Once compiled and hosted, the Stethoscope application can collect information from desktop and laptop computers, as well as smartphones and tablets. At the moment, the application tracks and makes recommendations for disk encryption, firewall configuration, status of automatic updates, software and operating system updates, screen locks, and presence of a security software stack (such as Carbon Black). The application can also check whether a mobile device has been jailbroken or rooted. (This is similar to what mobile management tools can inspect.)
Each recommendation is assigned a rating to show how important it is, with more important actions sorted to the top. Critical recommendations are highlighted in red and collected in a banner to make it easier for users to see what they should be focusing on.
As a self-service application, Stethoscope also displays additional information about each security recommendation and a link to detailed instruction. This way, the user can understand the reasoning behind the recommendations being made. The app also can present notifications and let users respond, such as device access warnings alerting users to logins from unexpected IP addresses.
Stethoscope’s back end is Python using Twisted + Klein, and the front end is React.
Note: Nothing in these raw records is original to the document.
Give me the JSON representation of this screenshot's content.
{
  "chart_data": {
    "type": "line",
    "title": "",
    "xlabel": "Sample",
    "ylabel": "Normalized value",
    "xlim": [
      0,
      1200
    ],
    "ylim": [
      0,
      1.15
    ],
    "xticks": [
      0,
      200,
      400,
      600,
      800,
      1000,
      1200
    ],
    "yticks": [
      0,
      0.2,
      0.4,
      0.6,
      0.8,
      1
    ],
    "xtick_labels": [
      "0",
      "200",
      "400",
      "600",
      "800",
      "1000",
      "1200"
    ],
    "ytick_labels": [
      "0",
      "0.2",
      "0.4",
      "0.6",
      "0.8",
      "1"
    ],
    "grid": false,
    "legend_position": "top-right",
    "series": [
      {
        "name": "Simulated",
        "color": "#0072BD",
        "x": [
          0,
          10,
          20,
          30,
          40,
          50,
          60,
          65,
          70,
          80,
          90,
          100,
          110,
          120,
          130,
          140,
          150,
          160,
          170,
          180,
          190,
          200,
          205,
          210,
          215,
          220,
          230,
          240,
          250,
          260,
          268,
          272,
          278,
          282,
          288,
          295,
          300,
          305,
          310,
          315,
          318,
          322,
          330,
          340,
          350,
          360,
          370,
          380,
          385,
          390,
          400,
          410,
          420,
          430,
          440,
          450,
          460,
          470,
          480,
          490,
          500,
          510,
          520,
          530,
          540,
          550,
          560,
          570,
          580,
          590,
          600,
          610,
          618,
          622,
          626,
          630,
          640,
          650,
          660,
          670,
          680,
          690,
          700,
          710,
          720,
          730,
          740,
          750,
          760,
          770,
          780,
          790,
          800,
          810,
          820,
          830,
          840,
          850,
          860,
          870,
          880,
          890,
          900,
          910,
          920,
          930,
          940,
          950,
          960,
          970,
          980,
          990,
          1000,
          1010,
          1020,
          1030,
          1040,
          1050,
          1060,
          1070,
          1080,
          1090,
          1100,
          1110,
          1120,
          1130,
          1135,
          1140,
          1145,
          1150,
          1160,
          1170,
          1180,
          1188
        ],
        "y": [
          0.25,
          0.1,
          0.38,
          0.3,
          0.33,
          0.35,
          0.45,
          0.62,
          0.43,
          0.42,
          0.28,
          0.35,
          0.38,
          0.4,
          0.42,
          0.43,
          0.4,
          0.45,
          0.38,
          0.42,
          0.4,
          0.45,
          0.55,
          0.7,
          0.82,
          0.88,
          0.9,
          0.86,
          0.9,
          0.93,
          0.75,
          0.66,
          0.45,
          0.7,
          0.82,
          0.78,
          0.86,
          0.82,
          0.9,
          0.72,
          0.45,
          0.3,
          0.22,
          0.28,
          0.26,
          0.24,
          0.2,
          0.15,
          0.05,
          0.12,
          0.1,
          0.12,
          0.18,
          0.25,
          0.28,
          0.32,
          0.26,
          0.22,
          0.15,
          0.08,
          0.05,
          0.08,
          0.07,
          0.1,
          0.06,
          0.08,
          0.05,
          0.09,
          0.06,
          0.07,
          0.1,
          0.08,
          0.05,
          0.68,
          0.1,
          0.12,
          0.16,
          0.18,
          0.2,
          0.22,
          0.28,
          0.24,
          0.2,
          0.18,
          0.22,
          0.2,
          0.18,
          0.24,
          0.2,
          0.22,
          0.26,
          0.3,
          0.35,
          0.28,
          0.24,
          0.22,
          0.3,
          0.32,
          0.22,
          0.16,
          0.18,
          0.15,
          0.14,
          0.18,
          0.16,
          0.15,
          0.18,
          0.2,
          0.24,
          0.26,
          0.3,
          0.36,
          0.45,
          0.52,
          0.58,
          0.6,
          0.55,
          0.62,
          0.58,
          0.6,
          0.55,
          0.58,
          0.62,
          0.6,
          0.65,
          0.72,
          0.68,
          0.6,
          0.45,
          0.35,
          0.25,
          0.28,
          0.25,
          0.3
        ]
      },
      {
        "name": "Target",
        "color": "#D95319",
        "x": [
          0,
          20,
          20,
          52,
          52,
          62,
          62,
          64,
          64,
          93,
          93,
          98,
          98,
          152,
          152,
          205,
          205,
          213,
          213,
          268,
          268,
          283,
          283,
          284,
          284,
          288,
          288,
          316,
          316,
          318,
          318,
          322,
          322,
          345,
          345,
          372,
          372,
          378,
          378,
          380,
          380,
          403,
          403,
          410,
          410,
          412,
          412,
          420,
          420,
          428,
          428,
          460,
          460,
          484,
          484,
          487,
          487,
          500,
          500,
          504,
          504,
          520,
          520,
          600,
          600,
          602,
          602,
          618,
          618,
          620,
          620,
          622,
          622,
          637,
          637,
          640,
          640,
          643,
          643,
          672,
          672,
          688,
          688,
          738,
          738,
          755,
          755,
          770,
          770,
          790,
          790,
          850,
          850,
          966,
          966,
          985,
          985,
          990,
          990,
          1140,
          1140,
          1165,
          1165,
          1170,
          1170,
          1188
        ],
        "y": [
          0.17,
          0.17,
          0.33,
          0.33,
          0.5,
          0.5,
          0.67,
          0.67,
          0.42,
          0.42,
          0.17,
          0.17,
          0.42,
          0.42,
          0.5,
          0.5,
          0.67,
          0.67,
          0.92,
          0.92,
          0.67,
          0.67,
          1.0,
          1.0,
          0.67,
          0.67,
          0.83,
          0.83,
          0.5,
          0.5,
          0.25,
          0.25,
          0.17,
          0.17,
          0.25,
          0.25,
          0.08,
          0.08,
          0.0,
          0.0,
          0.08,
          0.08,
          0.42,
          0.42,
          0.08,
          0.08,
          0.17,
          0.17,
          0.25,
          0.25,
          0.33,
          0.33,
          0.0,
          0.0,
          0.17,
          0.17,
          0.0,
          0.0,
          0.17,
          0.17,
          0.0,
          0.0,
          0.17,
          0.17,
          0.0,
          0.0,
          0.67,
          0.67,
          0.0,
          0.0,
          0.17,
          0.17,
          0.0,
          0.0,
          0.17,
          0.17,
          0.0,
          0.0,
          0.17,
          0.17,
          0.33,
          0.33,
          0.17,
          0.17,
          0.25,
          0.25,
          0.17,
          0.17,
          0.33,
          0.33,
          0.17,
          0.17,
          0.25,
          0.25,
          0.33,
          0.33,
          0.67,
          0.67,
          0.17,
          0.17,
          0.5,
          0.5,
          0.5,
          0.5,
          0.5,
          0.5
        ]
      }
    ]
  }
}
Nginx serves up static files and proxies requests to the API server. Stethoscope doesn’t have its own data store, but it merges user information obtained from external data sources, such as authentication providers and device management platforms. The plugin architecture lets IT add other services and data stores to integrate with Stethoscope, such as Elasticsearch imports and Google accounts. The Netflix team is currently working on adding OSquery support.